Farshad Guirakhoo, Chief Scientific Officer at GeoVax, commented, “The studies funded by this grant will build upon previous work that demonstrates the protective efficacy of recombinant vaccines using GeoVax’s MVA live viral vector. We are particularly excited about GEO-ZM02, which recently demonstrated 100% single-dose protection in normal mice against a lethal dose of ZIKV delivered by intracerebral inoculation. GEO-ZM02 not only has the potential of a single-dose vaccine, which is practical to combat epidemics in resource-strained countries, but also does not bear the risk of enhancing other flavivirus infections, such as Dengue and West Nile viruses, in vaccinated subjects. This phenomenon, called Antibody Dependent Enhancement (ADE) of infection, has been shown to increase severity of DENV infection in vivo, and is a safety concern for other Zika vaccines under development that utilize the structural Envelope (E) protein of ZIKV for their vaccine construct. GEO-ZM02 is based on the non-structural-1 (NS1) protein of ZIKV, which is not packaged into the virions and is not involved in ADE. Moreover, the NS1 protein is abundantly secreted into the blood of a ZIKV-infected individual and plays a critical role in flavivirus acquisition by mosquitoes by overcoming the immune barrier of the mosquito midgut. Therefore, GEO-ZM02 has the potential to protect both humans and mosquitoes from ZIKV infection; a novel vaccination strategy that could stem epidemics at a low vaccine coverage.”

About GeoVax
GeoVax Labs, Inc., is a clinical-stage biotechnology company developing human vaccines against infectious diseases using its Modified Vaccinia Ankara-Virus Like Particle (MVA-VLP) vaccine platform. The Company’s development programs are focused on preventive vaccines against HIV, Zika Virus, hemorrhagic fever viruses (Ebola, Sudan, Marburg and Lassa fever), and malaria, as well as therapeutic vaccines for chronic Hepatitis B infections and cancers. GeoVax’s vaccine platform mimics a natural infection, stimulating both the humoral and cellular arms of the immune system to recognize, prevent, and control the target infection. For more information, visit www.geovax.com.
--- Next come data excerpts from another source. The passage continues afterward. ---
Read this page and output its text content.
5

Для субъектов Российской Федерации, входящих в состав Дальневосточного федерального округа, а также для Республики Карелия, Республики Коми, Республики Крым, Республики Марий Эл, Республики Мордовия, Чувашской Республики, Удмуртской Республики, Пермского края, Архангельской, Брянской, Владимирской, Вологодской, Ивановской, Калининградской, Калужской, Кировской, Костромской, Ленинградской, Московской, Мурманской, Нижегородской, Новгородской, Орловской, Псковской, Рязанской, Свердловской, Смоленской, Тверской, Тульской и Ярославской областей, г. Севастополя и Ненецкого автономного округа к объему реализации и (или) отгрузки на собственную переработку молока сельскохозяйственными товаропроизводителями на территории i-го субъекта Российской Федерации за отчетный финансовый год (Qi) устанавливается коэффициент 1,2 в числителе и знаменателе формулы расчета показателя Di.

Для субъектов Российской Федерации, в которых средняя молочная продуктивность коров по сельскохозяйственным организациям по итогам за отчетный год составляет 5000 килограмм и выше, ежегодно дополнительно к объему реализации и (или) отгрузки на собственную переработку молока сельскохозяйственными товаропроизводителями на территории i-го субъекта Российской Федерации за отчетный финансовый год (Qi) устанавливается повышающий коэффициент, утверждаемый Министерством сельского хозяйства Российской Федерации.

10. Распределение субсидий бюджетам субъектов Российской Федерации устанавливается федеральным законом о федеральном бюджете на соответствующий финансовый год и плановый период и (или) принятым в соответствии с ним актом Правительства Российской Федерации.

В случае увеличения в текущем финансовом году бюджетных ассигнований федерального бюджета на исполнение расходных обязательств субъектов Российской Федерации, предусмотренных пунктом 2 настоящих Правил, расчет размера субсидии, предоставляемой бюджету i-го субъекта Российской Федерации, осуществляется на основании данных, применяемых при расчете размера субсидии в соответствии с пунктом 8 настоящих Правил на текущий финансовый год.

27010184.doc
Certain statements in this document are "forward-looking statements" within the meaning of the Private Securities Litigation Reform Act. These statements are based on management's current expectations and are subject to uncertainty and changes in circumstances. Actual results may differ materially from those included in these statements due to a variety of factors. GeoVax assumes no obligation to update these forward-looking statements, and does not intend to do so. More information about these factors is contained in GeoVax's filings with the Securities and Exchange Commission including those set forth at "Risk Factors" in GeoVax's Form 10-K.